Major service degradation, issues logging in
Incident Report for MURAL
Postmortem

What happened:

At 10:31 Pacific Time on April 29, 2021, we executed a routine data maintenance procedure, related to bulk deletion of deactivated user accounts. This procedure involved a high number of concurrent operations, which generated unexpected high load on our main database servers, causing the primary to become unresponsive while processing said operations. This resulted in the MURAL application being unavailable for all users.

Details and corrective actions:

At 11:06 Pacific Time we initiated a manual failover to a new primary database server. This was completed at 11:17 Pacific Time and we were able to restore full service, without any loss of data.

What we’ve done to avoid this happening again:

We have temporarily restricted the procedure that triggered this situation, while we review and upgrade how it works.

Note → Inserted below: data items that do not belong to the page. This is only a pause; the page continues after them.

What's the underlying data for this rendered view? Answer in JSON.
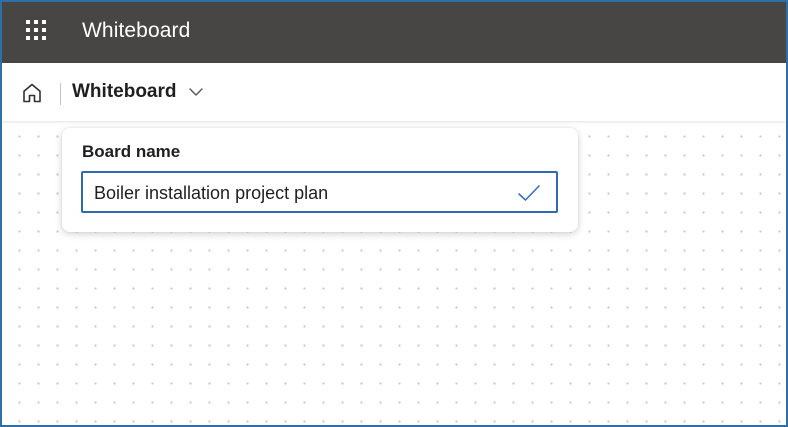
{
  "app_bar": {
    "waffle_icon": "app-launcher-icon",
    "title": "Whiteboard",
    "background": "#484644"
  },
  "command_bar": {
    "home_icon": "home-icon",
    "board_title": "Whiteboard",
    "chevron_icon": "chevron-down-icon"
  },
  "rename_dialog": {
    "label": "Board name",
    "value": "Boiler installation project plan",
    "confirm_icon": "checkmark-icon",
    "accent": "#2e6bb3"
  }
}
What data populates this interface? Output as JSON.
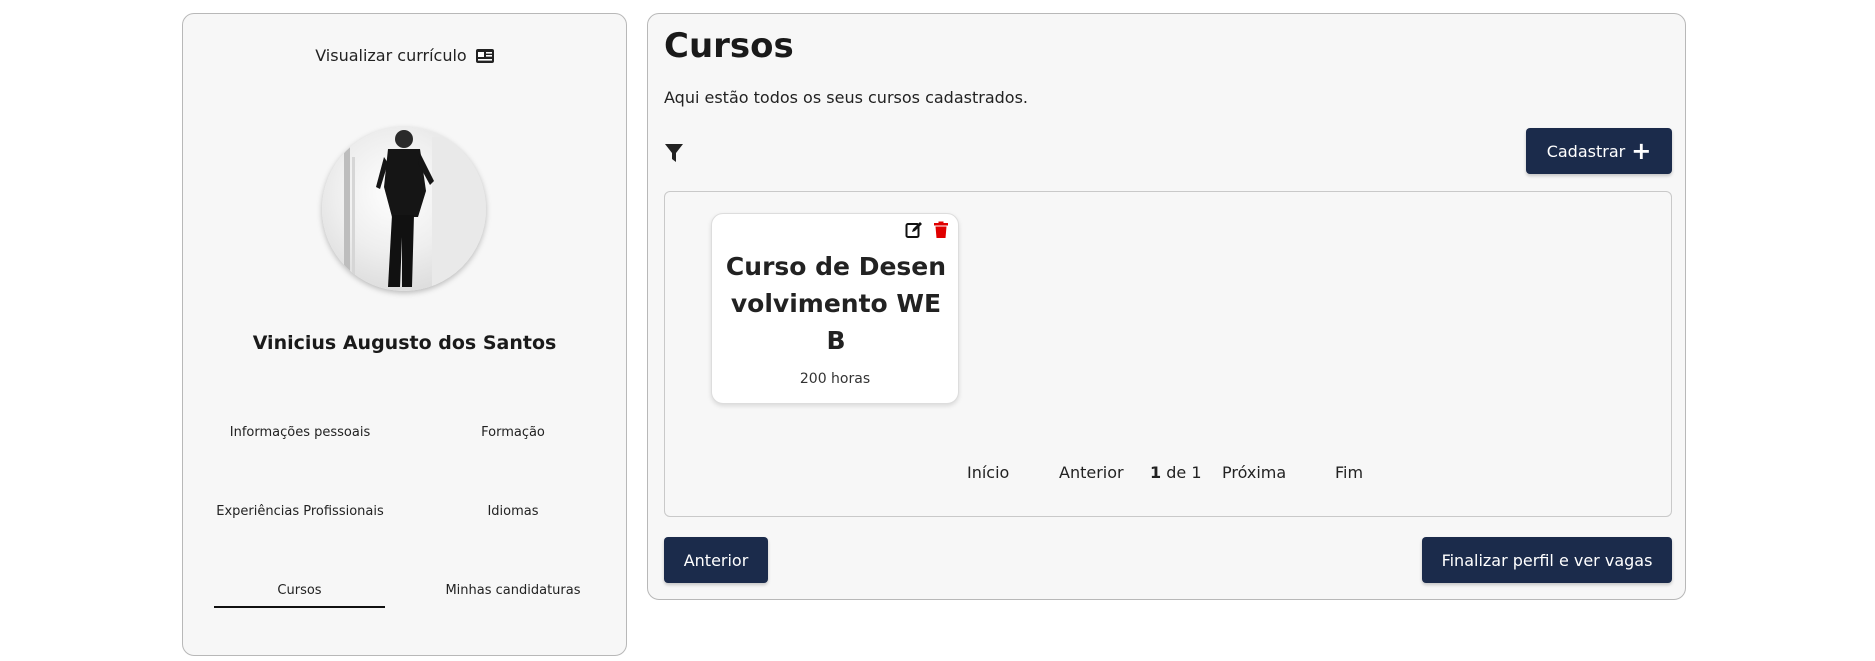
{
  "sidebar": {
    "view_cv_label": "Visualizar currículo",
    "user_name": "Vinicius Augusto dos Santos",
    "nav": [
      {
        "label": "Informações pessoais"
      },
      {
        "label": "Formação"
      },
      {
        "label": "Experiências Profissionais"
      },
      {
        "label": "Idiomas"
      },
      {
        "label": "Cursos",
        "active": true
      },
      {
        "label": "Minhas candidaturas"
      }
    ]
  },
  "main": {
    "title": "Cursos",
    "subtitle": "Aqui estão todos os seus cursos cadastrados.",
    "add_button_label": "Cadastrar",
    "courses": [
      {
        "title": "Curso de Desenvolvimento WEB",
        "hours": "200 horas"
      }
    ],
    "pagination": {
      "first": "Início",
      "prev": "Anterior",
      "current": "1",
      "separator": "de",
      "total": "1",
      "next": "Próxima",
      "last": "Fim"
    },
    "back_button_label": "Anterior",
    "finish_button_label": "Finalizar perfil e ver vagas"
  },
  "colors": {
    "primary_button": "#1b2b4b",
    "delete_icon": "#e00000",
    "panel_background": "#f7f7f7"
  },
  "icons": [
    "id-card-icon",
    "filter-icon",
    "plus-icon",
    "edit-icon",
    "trash-icon"
  ]
}
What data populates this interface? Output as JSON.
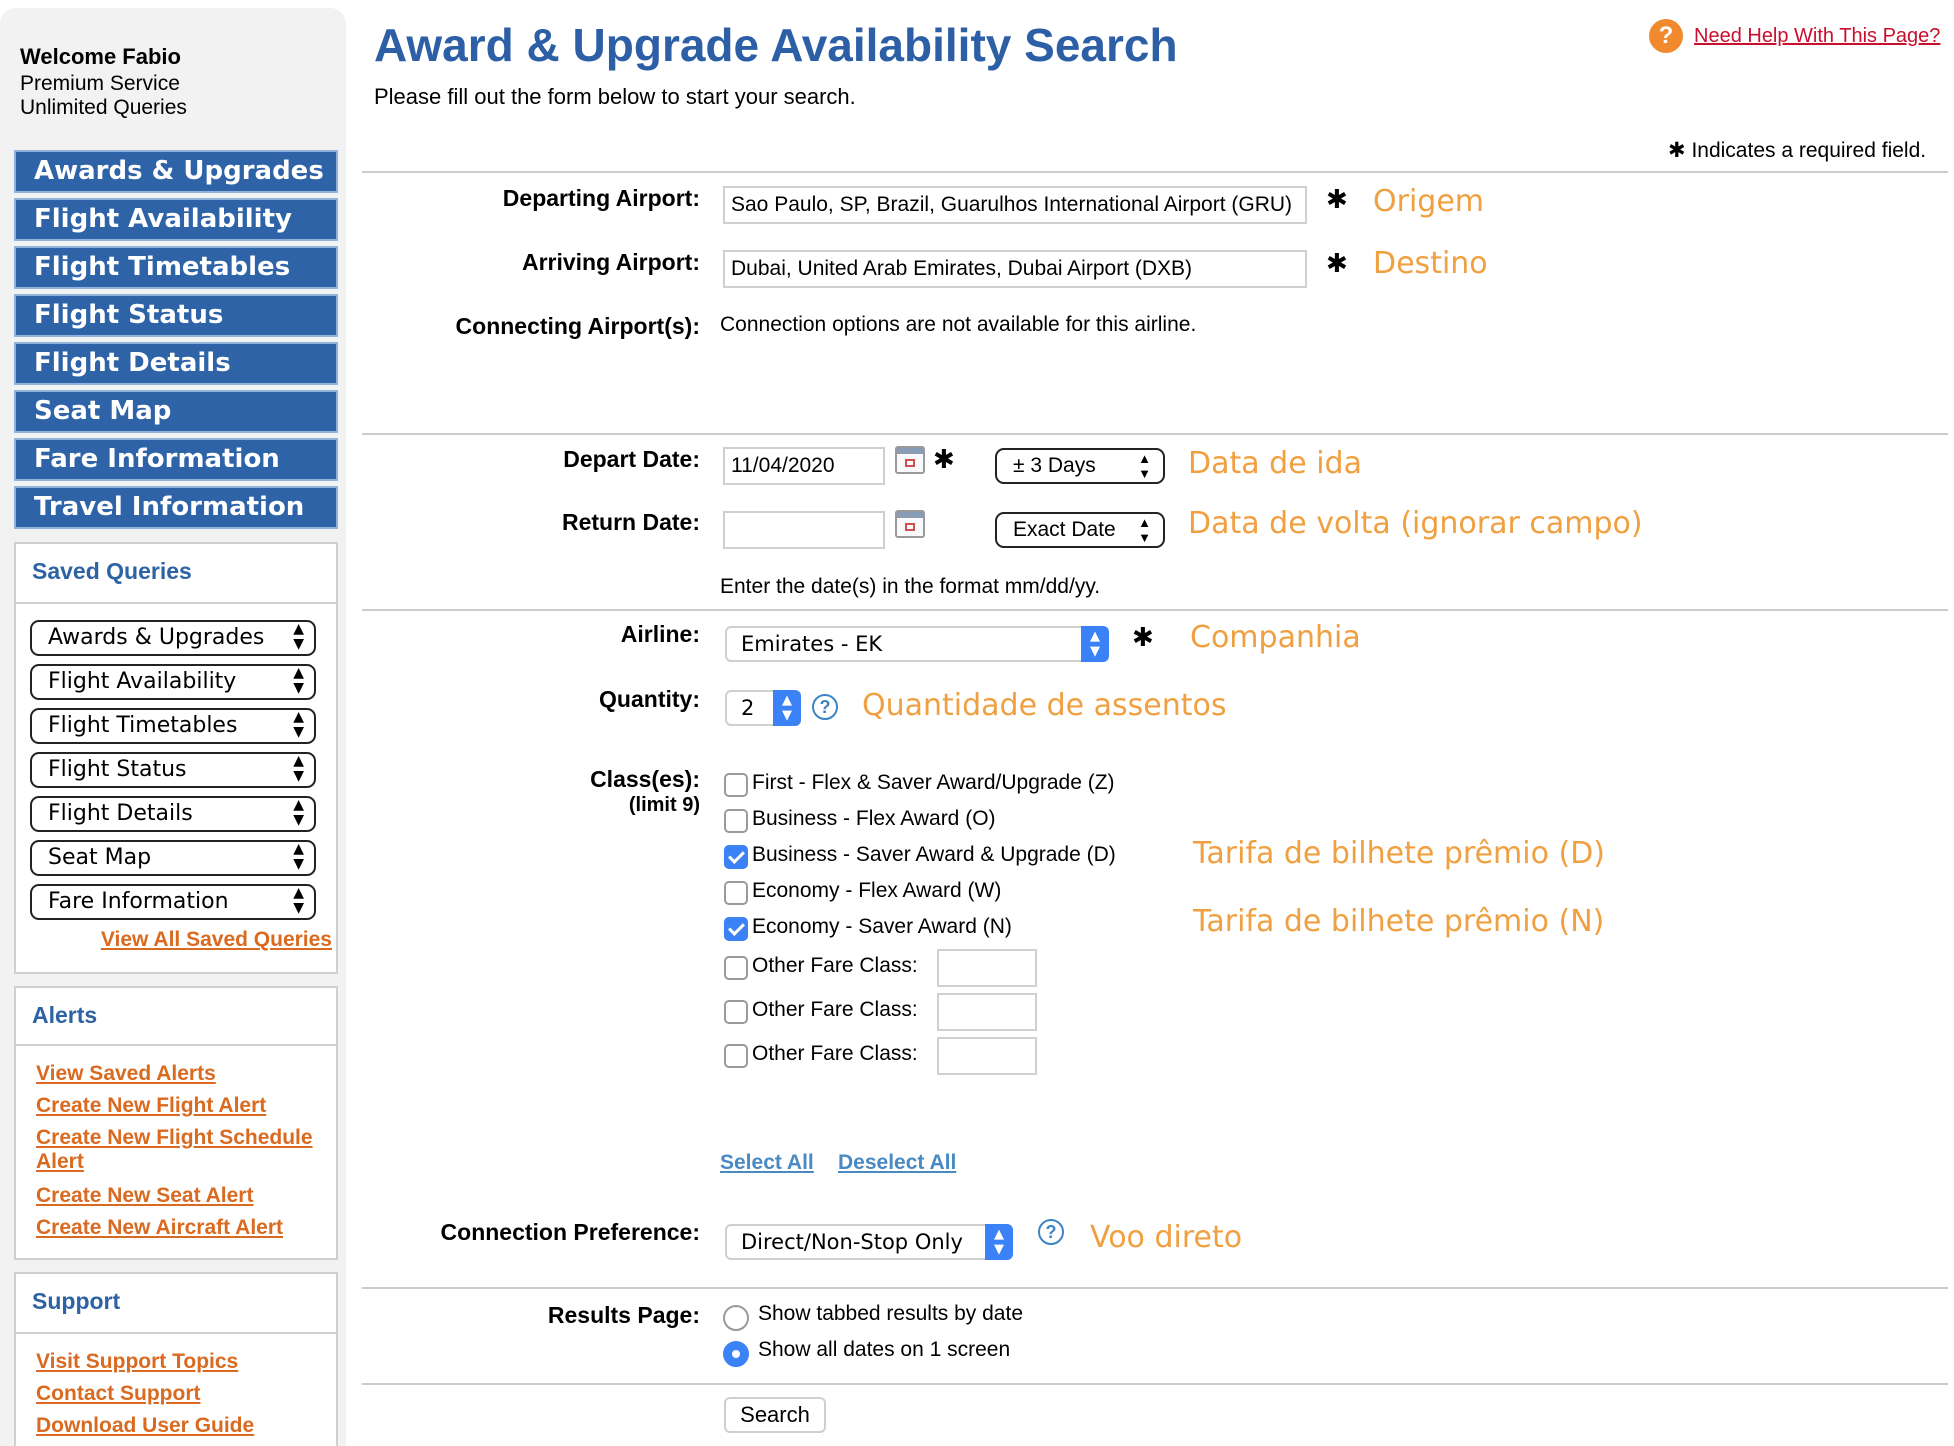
{
  "user": {
    "welcome": "Welcome Fabio",
    "plan_line1": "Premium Service",
    "plan_line2": "Unlimited Queries"
  },
  "nav": [
    "Awards & Upgrades",
    "Flight Availability",
    "Flight Timetables",
    "Flight Status",
    "Flight Details",
    "Seat Map",
    "Fare Information",
    "Travel Information"
  ],
  "saved_queries": {
    "title": "Saved Queries",
    "selects": [
      "Awards & Upgrades",
      "Flight Availability",
      "Flight Timetables",
      "Flight Status",
      "Flight Details",
      "Seat Map",
      "Fare Information"
    ],
    "view_all": "View All Saved Queries"
  },
  "alerts": {
    "title": "Alerts",
    "links": [
      "View Saved Alerts",
      "Create New Flight Alert",
      "Create New Flight Schedule",
      "Alert",
      "Create New Seat Alert",
      "Create New Aircraft Alert"
    ]
  },
  "support": {
    "title": "Support",
    "links": [
      "Visit Support Topics",
      "Contact Support",
      "Download User Guide"
    ]
  },
  "page": {
    "title": "Award & Upgrade Availability Search",
    "subtitle": "Please fill out the form below to start your search.",
    "help_link": "Need Help With This Page?",
    "required_note": "Indicates a required field.",
    "star": "✱"
  },
  "form": {
    "departing": {
      "label": "Departing Airport:",
      "value": "Sao Paulo, SP, Brazil, Guarulhos International Airport (GRU)",
      "note": "Origem"
    },
    "arriving": {
      "label": "Arriving Airport:",
      "value": "Dubai, United Arab Emirates, Dubai Airport (DXB)",
      "note": "Destino"
    },
    "connecting": {
      "label": "Connecting Airport(s):",
      "value": "Connection options are not available for this airline."
    },
    "depart_date": {
      "label": "Depart Date:",
      "value": "11/04/2020",
      "range": "± 3 Days",
      "note": "Data de ida"
    },
    "return_date": {
      "label": "Return Date:",
      "value": "",
      "range": "Exact Date",
      "note": "Data de volta (ignorar campo)"
    },
    "date_hint": "Enter the date(s) in the format mm/dd/yy.",
    "airline": {
      "label": "Airline:",
      "value": "Emirates - EK",
      "note": "Companhia"
    },
    "quantity": {
      "label": "Quantity:",
      "value": "2",
      "note": "Quantidade de assentos"
    },
    "classes": {
      "label": "Class(es):",
      "limit": "(limit 9)",
      "options": [
        {
          "label": "First - Flex & Saver Award/Upgrade (Z)",
          "checked": false,
          "note": ""
        },
        {
          "label": "Business - Flex Award (O)",
          "checked": false,
          "note": ""
        },
        {
          "label": "Business - Saver Award & Upgrade (D)",
          "checked": true,
          "note": "Tarifa de bilhete prêmio (D)"
        },
        {
          "label": "Economy - Flex Award (W)",
          "checked": false,
          "note": ""
        },
        {
          "label": "Economy - Saver Award (N)",
          "checked": true,
          "note": "Tarifa de bilhete prêmio (N)"
        }
      ],
      "other_label": "Other Fare Class:",
      "select_all": "Select All",
      "deselect_all": "Deselect All"
    },
    "connection_pref": {
      "label": "Connection Preference:",
      "value": "Direct/Non-Stop Only",
      "note": "Voo direto"
    },
    "results_page": {
      "label": "Results Page:",
      "options": [
        {
          "label": "Show tabbed results by date",
          "selected": false
        },
        {
          "label": "Show all dates on 1 screen",
          "selected": true
        }
      ]
    },
    "search_button": "Search"
  }
}
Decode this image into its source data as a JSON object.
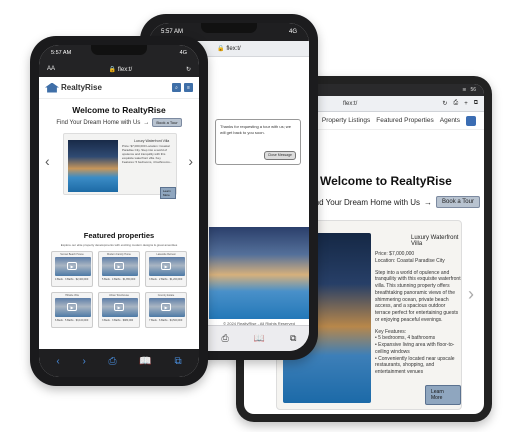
{
  "tablet": {
    "status": {
      "battery": "56"
    },
    "urlbar": {
      "url": "flex:t/",
      "aa": "AA"
    },
    "nav": {
      "items": [
        "Property Listings",
        "Featured Properties",
        "Agents"
      ]
    },
    "hero": {
      "title": "Welcome to RealtyRise",
      "subtitle": "Find Your Dream Home with Us",
      "arrow": "→",
      "tour_button": "Book a Tour"
    },
    "card": {
      "title": "Luxury Waterfront Villa",
      "price": "Price: $7,000,000",
      "location": "Location: Coastal Paradise City",
      "description": "Step into a world of opulence and tranquility with this exquisite waterfront villa. This stunning property offers breathtaking panoramic views of the shimmering ocean, private beach access, and a spacious outdoor terrace perfect for entertaining guests or enjoying peaceful evenings.",
      "features_label": "Key Features:",
      "features": [
        "5 bedrooms, 4 bathrooms",
        "Expansive living area with floor-to-ceiling windows",
        "Conveniently located near upscale restaurants, shopping, and entertainment venues"
      ],
      "learn_more": "Learn More"
    },
    "next_arrow": "›"
  },
  "phone_back": {
    "status": {
      "time": "5:57 AM",
      "signal": "4G"
    },
    "url": "🔒 flex:t/",
    "modal": {
      "text": "Thanks for requesting a tour with us; we will get back to you soon.",
      "button": "Close Message"
    },
    "copyright": "© 2024 RealtyRise - All Rights Reserved",
    "tabbar": {
      "share": "⎙",
      "bookmarks": "📖",
      "tabs": "⧉"
    }
  },
  "phone_front": {
    "status": {
      "time": "5:57 AM",
      "signal": "4G"
    },
    "urlbar": {
      "aa": "AA",
      "url": "🔒 flex:t/",
      "reload": "↻"
    },
    "header": {
      "brand": "RealtyRise"
    },
    "hero": {
      "title": "Welcome to RealtyRise",
      "subtitle": "Find Your Dream Home with Us",
      "arrow": "→",
      "tour_button": "Book a Tour"
    },
    "card": {
      "title": "Luxury Waterfront Villa",
      "text": "Price: $7,000,000 Location: Coastal Paradise City. Step into a world of opulence and tranquility with this exquisite waterfront villa. Key Features: 5 bedrooms, 4 bathrooms...",
      "learn_more": "Learn More"
    },
    "carousel": {
      "prev": "‹",
      "next": "›"
    },
    "featured": {
      "title": "Featured properties",
      "subtitle": "Explore our elite property developments with exciting modern designs & great amenities",
      "properties": [
        {
          "title": "Sunset Beach House",
          "text": "4 Beds · 3 Baths · $2,400,000"
        },
        {
          "title": "Modern Family Home",
          "text": "5 Beds · 4 Baths · $1,850,000"
        },
        {
          "title": "Lakeside Retreat",
          "text": "3 Beds · 2 Baths · $1,200,000"
        },
        {
          "title": "Hillside Villa",
          "text": "6 Beds · 5 Baths · $3,100,000"
        },
        {
          "title": "Urban Townhouse",
          "text": "3 Beds · 3 Baths · $980,000"
        },
        {
          "title": "Country Estate",
          "text": "7 Beds · 6 Baths · $4,500,000"
        }
      ]
    },
    "tabbar": {
      "back": "‹",
      "forward": "›",
      "share": "⎙",
      "bookmarks": "📖",
      "tabs": "⧉"
    }
  }
}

This is aimed also at improving our handling of massive bulk data operations to prevent them from impacting service availability.

MURAL administrators can continue to disable users on an individual or pick-list basis, via the admin interface.

We apologize for any inconvenience caused by this incident and thank you for your understanding.

Posted May 05, 2021 - 19:26 GMT-03:00

Resolved
This issue has been resolved and full access should be restored. We will be posting a post-mortem on this issue on status.mural.co in the coming days. Thank you for your patience and we do apologize again for this inconvenience.
Posted Apr 29, 2021 - 16:19 GMT-03:00
Monitoring
We have sent out a fix for this issue and will continue to monitor the situation. We will update here when we have received confirmation that the issue has been resolved.
Posted Apr 29, 2021 - 15:21 GMT-03:00
Identified
We have identified the root cause of this issue and are actively working on deploying a fix. We will update here with any news and sincerely apologize for any issues this may be causing.
Posted Apr 29, 2021 - 14:54 GMT-03:00
Investigating
We are currently experiencing a major service degradation. Users are experiencing latency and may be logged out of the application and will not be able to log in. We are investigating this issue and will update here with any news. We sincerely apologize for any issues this may be causing.
Posted Apr 29, 2021 - 14:43 GMT-03:00
This incident affected: Authentication and Realtime collaboration.